Lo que escucha la lluvia
Francisco
Solano
Periférica
Cáceres,
2015
115
páginas
15
euros
La
marca del olvido
Las
novelas río, esas inmensidades que comienzan en Proust y acaban, por el momento
en el sueco Karl Ove Knausgård, enlazan
la idea de esa absurda pretensión que mantenemos de pretender, de estar
convencidos de seguir siendo la misma persona, por mucho que pasen los años. La
hierba se ha vuelto roja cientos de veces, pero nuestra mirada mantiene la
calidad poética que roza la desnudez, lo traslúcido o la fatigosa rémora de un
sedimento de barro. Cientos de páginas son reflejo de una obsesión por la
memoria que no cesa, a pesar de la cual las mutaciones no alteran el corazón
que desgarrado de amor sigue latiendo.

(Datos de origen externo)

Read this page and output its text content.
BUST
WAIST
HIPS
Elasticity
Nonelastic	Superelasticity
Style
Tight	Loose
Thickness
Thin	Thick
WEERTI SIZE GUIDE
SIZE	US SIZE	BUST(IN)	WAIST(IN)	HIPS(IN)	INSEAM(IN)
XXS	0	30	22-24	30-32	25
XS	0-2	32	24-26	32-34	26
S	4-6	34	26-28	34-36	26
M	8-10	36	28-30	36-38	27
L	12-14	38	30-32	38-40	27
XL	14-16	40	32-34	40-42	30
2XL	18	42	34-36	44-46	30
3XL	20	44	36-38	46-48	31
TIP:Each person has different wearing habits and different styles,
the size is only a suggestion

El polvo se posa sobre los anaqueles y
las magdalenas saben a infancia. El reto es largo, como el arte, a pesar de que
la vida siga siendo corta.
Sin embargo,
Francisco Solano (La Aguilera, Burgos – 1952) escribe un libro de menos de cien
folios en Times New Roman a espacio y medio, y consigue incluir en él toda esa
referencia al polvo de la memoria. La prueba del ADN no es necesaria para
recuperar científicamente una identidad, porque para eso está la literatura. Lo que escucha la lluvia podría
catalogarse como literatura del yo, autoficción, autorretrato, reflexiones o
como una combinación de géneros. Pero es básica y únicamente algo más
importante que eso: es un testimonio. Lastrado por la muerte de un padre que no
llegó a conocer lo suficiente como para que su imagen quede grabada en la
memoria, Solano demuestra que incluso sin recuerdo existe el estigma. Como si
fuéramos más olvido que memoria, o como si los instantes concretos que de vez
en cuando evocáramos pudieran enviarse, sin ambages, al exilio. En el exilio
también se encuentra su propio ser, ajeno al cuerpo que le encierra, un gesto de
extrañeza que nos acompañará a todos hasta la fosa común. Porque ahí es donde
pretende quedarse, donde es uno más.
Consciente
de lo paradójico que es pretender pasar inadvertido al tiempo que se escribe
sobre ello con intención de que el testimonio lo lean conocidos y extraños,
Solano escribe con sobriedad y con una melodía que resuena como en las bóvedas
de crucería, un desahogo contra la adversidad. Asiste a lo cotidiano como
espectador, en tanto que el niño que hacía barquitos de corcho se halla ya en
el estrato en que habitan los ángeles. Más que el éxito de una literatura
psicoanalítica, Solano se entrega a la terapia transacional, esa en la que
intentamos descubrir que parte de nosotros es hijo, adulto, padre. Como en toda
terapia, la parálisis se produce. Una parálisis que se rompe como consecuencia
de la relación de palabras que componen un hermoso texto, y no debido al
movimiento físico. El hijo es el niño apartado que comprueba que su barco se
hunde; el padre existe en un plano que no aparece en la novela y que debemos
dar por supuesto como algo astral. En cuanto al adulto, yo soy el otro, nos
indica, yo soy el que me acompaña, el que se extraña de la carcasa que es el
cuerpo que no produce ni habla: “Al despertar, nada es menos imprevisible que
el asombro de conservar la misma identidad”. Tal y como está organizada una
frase tan meditada, asombro e imprevisible no parecen ser un oxímoron. Pero lo
son. E incluso son algo más: son una aporía que es, a su vez, una paradoja,
dada la facilidad con que nos reconocemos en ella. Otro tanto ocurre con
sugerentes ideas como esa de confesar que somos o hemos sido “todo un programa,
si bien se mira, que constituye el basamento sobre el que construir una
elegía”. Pero no se trata de uno de esos libros dispuestos a confundirnos hasta
la melancolía. Lo que escucha la lluvia
tiene una cadencia de adagio, sí, pero ideas que ayudan a comprender que no es
tan difícil justificar que la vida merece la pena: “Nadie se despide nunca,
nada se pierde, llamamos pérdida a un vacío deslumbrante”.